Scaling possibilities:

  • Elasticsearch 7 added an algorithm called WAND which is specialized for returning the top results, but isn't able to tell you how many documents match a given query. We haven't turned this on because various editor workflows require the exact number of results. We could evaluate turning this on in specific contexts, like morelike.
    • I did quick experiments with an article with ~10k morelike results, which had no change, or maybe even worse with WAND. Another test with an article with >1M morelike results showed a slight improvement of perhaps 15%. This is only testing 2 queries, but suggests there isn't a huge win to be had here. It might allow some additional level of queries.
  • Most of the cost of the morelike query is based on the number of results it has to visit and score to determine which are the best results, various techniques exist for limiting the result set thus making the query cheaper. Making the query cheaper will certainly change the results, evaluations would have to be done to estimate the change in quality of recommendations.
    • Adding specific category/template/weighted tags filters could reduce the number of documents visited. But this has to be targeted, adding many disparate filters may not limit the number of documents visited by significant amounts.
    • Targeting the query to the opening_text field instead of the text field we use today greatly reduces the number of documents matched, in part because of how much shorter the opening text is. In prior evaluations we found this degraded the quality of results beyond acceptable levels.
    • We can reduce the number of words that morelike selects to search for. This currently is set to 25, we could experiment with lower values. I don't believe we've ever experimented with this value. In a very quick test a value of 5 against a page that typically takes 1500ms to calculate queries only took 150ms. I suspect this is more applicable to particularly long pages, as we get better stats about which words are important from longer pages, but more analysis would have to be done.
  • Caching could be expanded to longer time periods. The current 3-day cache in Cirrus is about the most we feel is reasonable while using an in-memory cache, but we could push that cache into a disk-backed cache, like an SQL database, and consider much longer time periods. Might require review/approval from DBA's. Prior analysis of the change in recommendations over time suggests this could be 7+ days with minimal noticable change in results.
    • Both of the current caching layers might be dropping recommendations from the cache prior to the TTL expiring, but we don't have any insight or metrics into that. A dedicated disk-backed cache could potentially have better hit rates if that is happening.

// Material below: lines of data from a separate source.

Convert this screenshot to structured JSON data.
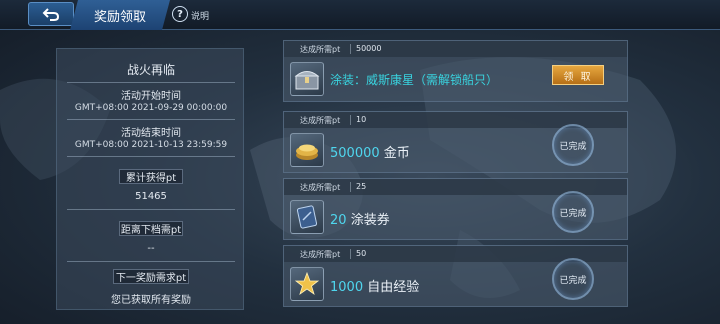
{
  "header": {
    "title": "奖励领取",
    "help_label": "说明"
  },
  "summary": {
    "event_name": "战火再临",
    "start_label": "活动开始时间",
    "start_value": "GMT+08:00 2021-09-29 00:00:00",
    "end_label": "活动结束时间",
    "end_value": "GMT+08:00 2021-10-13 23:59:59",
    "earned_label": "累计获得pt",
    "earned_value": "51465",
    "next_tier_label": "距离下档需pt",
    "next_tier_value": "--",
    "next_reward_label": "下一奖励需求pt",
    "all_claimed_text": "您已获取所有奖励"
  },
  "rewards": [
    {
      "req_label": "达成所需pt",
      "req_value": "50000",
      "amount": "",
      "name": "涂装：威斯康星（需解锁船只）",
      "action": "领 取",
      "icon": "chest-icon"
    },
    {
      "req_label": "达成所需pt",
      "req_value": "10",
      "amount": "500000",
      "name": "金币",
      "action": "已完成",
      "icon": "gold-coins-icon"
    },
    {
      "req_label": "达成所需pt",
      "req_value": "25",
      "amount": "20",
      "name": "涂装券",
      "action": "已完成",
      "icon": "camo-ticket-icon"
    },
    {
      "req_label": "达成所需pt",
      "req_value": "50",
      "amount": "1000",
      "name": "自由经验",
      "action": "已完成",
      "icon": "star-xp-icon"
    }
  ],
  "colors": {
    "accent_cyan": "#39d3df",
    "claim_orange": "#d98e2b",
    "header_blue": "#2f5f95"
  }
}
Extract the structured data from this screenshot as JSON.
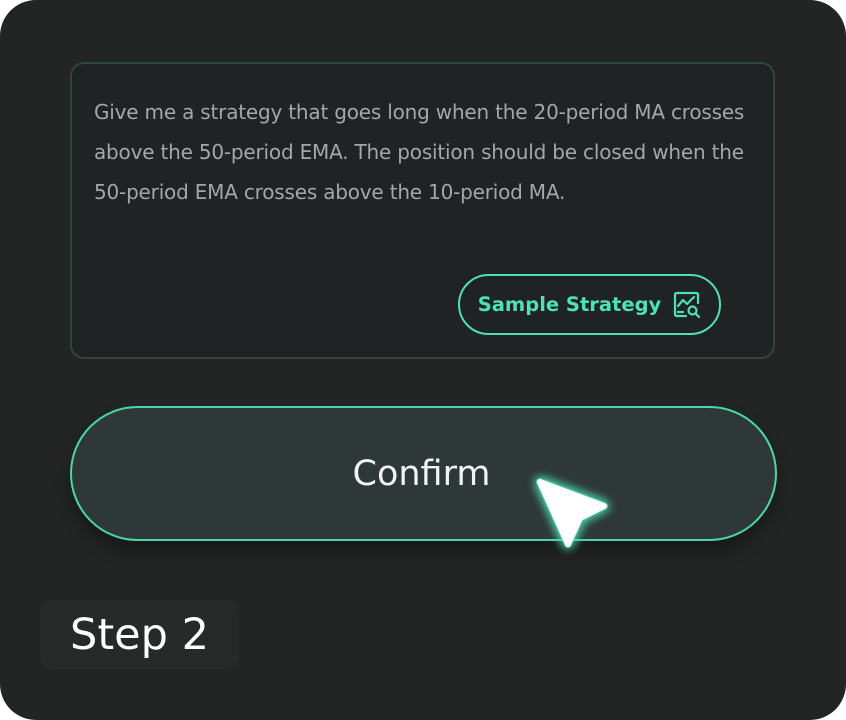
{
  "prompt": {
    "text": "Give me a strategy that goes long when the 20-period MA crosses above the 50-period EMA. The position should be closed when the 50-period EMA crosses above the 10-period MA.",
    "sample_button": {
      "label": "Sample Strategy",
      "icon": "chart-search-icon"
    }
  },
  "confirm_button": {
    "label": "Confirm"
  },
  "cursor": {
    "icon": "pointer-cursor-icon"
  },
  "step_badge": {
    "label": "Step 2"
  },
  "colors": {
    "background": "#232525",
    "accent": "#4fe0b6",
    "prompt_text": "#a3a8a7",
    "button_fill": "#2f3838",
    "text_light": "#f2f4f3"
  }
}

Notably these scaling possibilties all assume that these recommendations are reasonably cachable and only specialized on a content basis, not on the basis of which user is performing the query. It seems unlikely we would be able to support personalizing morelike queries to individual users, the cache fragmentation would be too much and the base queries seem too expensive.

[1] Estimated by comparing query_time_in_millis between the more_like and full_text groups. This is roughly the amount of time spent executing shard queries. From elastic:9200/_stats/search?groups=more_like,full_text

@EBernhardson, your write-up looks good to me!

The only thing I would add is that there are probably additional changes to the query that we could explore that might make it more efficient—like increasing the minimum number of terms to match—but we need to evaluate any possible change for both efficiency and accuracy.

@EBernhardson makes sense to me, thanks!
Quick ref regarding opening_text and prior testing at T127900#2077958

@EBernhardson, your write-up looks good to me!

The only thing I would add is that there are probably additional changes to the query that we could explore that might make it more efficient—like increasing the minimum number of terms to match—but we need to evaluate any possible change for both efficiency and accuracy.

I did run a quick test but it didn't seem to make much difference. We currently set minimum_should_match to 30%. Running the same query with 60% takes approximately the same time, although it does manage to have significantly fewer results. Went from 2.5M to 321k results. Would probably have to poke around with profiling to better understand why.

Anyone opposed to my marking of this as Resolved for now?

We may end up needing to apply techniques to accommodate increased load later, depending on UX approach, but for now, at least if recommendations are principally shown from an empty search state, even allowing for some initial CTAs to drive feature visibility, we believe most likely the serving infrastructure should be able to handle the extra load.

This said, if we end up having a more visible UX affordance driving more interaction (imagine for example an icon or the search bar being expanded as a larger "Explore" click target on mobile web or some such thing), we may need to revisit, but we can probably defer addressing until we hit such a point. And I'd think we could re-open the ticket in that case?

Naturally if we have additional recommender approaches (e.g., @MGerlach has a similar-sessions and more type research) that we bring to the UX, it seems likely we'll need to revisit there as well and re-open, too.

If anyone feels we ought to keep this task open and hold some follow up conversations soon to try to work through different aspects of this, please do advise! I'm mainly looking to mark Resolved for now to get ahead of Phabricator clutter :)